In what could be a salary increase, Mr Qamar assured government employees that they would get a substantial financial “direct relief” in the budget for the fiscal year 2008-09 to be unveiled next month and promised an unexplained “across-the-board relief” for the public at the same time to mitigate their sufferings.
Mr Qamar said the government would ensure the availability of adequate agricultural inputs and make timely announcements of support prices as incentives for growers, besides taking stringent measures to curb hoarding and smuggling of wheat and flour as well as building up reserves and ensuring sufficient supplies in the market. Responding to criticism against the present ban on the movement of wheat and flour from the main growing Punjab province to the other three deficient provinces, the minister said these restrictions would be lifted after ensuring sufficient security at the border to block smuggling outside the country.

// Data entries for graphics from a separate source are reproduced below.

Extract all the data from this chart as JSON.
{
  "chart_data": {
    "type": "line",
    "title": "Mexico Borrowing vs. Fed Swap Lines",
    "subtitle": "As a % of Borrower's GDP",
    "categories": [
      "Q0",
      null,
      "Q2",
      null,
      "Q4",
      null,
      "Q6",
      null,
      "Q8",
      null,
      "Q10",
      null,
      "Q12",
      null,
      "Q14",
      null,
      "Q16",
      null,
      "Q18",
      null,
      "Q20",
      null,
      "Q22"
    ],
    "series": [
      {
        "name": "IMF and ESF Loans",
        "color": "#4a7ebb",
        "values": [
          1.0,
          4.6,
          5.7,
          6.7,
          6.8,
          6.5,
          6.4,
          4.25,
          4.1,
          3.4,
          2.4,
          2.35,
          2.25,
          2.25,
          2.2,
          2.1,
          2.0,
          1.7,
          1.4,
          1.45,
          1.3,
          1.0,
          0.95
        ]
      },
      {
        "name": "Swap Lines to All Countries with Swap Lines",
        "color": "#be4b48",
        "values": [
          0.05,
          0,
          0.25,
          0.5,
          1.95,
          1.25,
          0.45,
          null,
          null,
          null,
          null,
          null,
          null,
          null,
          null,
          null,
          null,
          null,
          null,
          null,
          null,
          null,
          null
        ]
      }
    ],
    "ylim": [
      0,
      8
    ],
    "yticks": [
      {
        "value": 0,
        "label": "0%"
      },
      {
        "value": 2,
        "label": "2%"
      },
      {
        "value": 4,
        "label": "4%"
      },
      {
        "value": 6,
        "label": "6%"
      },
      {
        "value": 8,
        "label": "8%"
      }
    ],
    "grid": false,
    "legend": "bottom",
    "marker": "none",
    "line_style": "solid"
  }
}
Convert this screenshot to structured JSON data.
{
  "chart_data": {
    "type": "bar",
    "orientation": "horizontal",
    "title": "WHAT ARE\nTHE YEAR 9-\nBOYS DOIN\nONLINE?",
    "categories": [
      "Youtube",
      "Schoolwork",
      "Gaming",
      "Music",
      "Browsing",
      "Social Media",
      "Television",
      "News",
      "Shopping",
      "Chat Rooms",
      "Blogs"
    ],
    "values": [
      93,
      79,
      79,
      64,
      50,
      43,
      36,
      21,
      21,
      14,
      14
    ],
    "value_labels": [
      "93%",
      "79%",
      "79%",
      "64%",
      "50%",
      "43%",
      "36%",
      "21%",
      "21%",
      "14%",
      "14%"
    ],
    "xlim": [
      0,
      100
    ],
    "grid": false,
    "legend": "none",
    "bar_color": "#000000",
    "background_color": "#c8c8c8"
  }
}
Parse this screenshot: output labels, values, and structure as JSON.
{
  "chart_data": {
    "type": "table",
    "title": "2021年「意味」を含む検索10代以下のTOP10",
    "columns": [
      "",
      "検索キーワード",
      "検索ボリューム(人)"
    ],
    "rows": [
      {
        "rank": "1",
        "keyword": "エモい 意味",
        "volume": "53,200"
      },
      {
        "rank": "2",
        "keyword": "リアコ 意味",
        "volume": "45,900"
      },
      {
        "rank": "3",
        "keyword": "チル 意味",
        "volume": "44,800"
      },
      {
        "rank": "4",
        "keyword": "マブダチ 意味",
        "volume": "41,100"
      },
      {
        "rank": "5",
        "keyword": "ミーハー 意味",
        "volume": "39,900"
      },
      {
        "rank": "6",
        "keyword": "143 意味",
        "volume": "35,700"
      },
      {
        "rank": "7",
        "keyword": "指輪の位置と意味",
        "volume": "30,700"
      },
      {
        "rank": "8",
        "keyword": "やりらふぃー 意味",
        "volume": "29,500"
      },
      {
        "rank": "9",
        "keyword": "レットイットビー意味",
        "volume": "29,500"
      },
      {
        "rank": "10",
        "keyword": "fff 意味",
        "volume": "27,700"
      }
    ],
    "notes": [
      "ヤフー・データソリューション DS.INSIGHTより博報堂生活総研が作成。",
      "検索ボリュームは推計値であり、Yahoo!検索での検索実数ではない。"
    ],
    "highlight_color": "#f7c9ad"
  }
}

In hint for a further increase in the support price for wheat, he said the present price set by the present government only last month at the time of harvesting at Rs625 for 40kg would be reviewed again before the next sowing.
The minister told the house that the government had taken note of the big increases in rice prices in recent months and decided to fix a minimum export price of the grain to ensure its supplies in the local market at reasonable rates without hurting exports.
Mr Qamar said the government was also cognizant of the recent sudden fall in the rupee value that he attributed to a rise in the prices of oil and edible oil imported by Pakistan as well as market speculation and said he hoped that after the steps taken by the State Bank to check the slide, the country’s foreign exchange reserves at the end of the current fiscal year would remain at the previous level of $12 billion.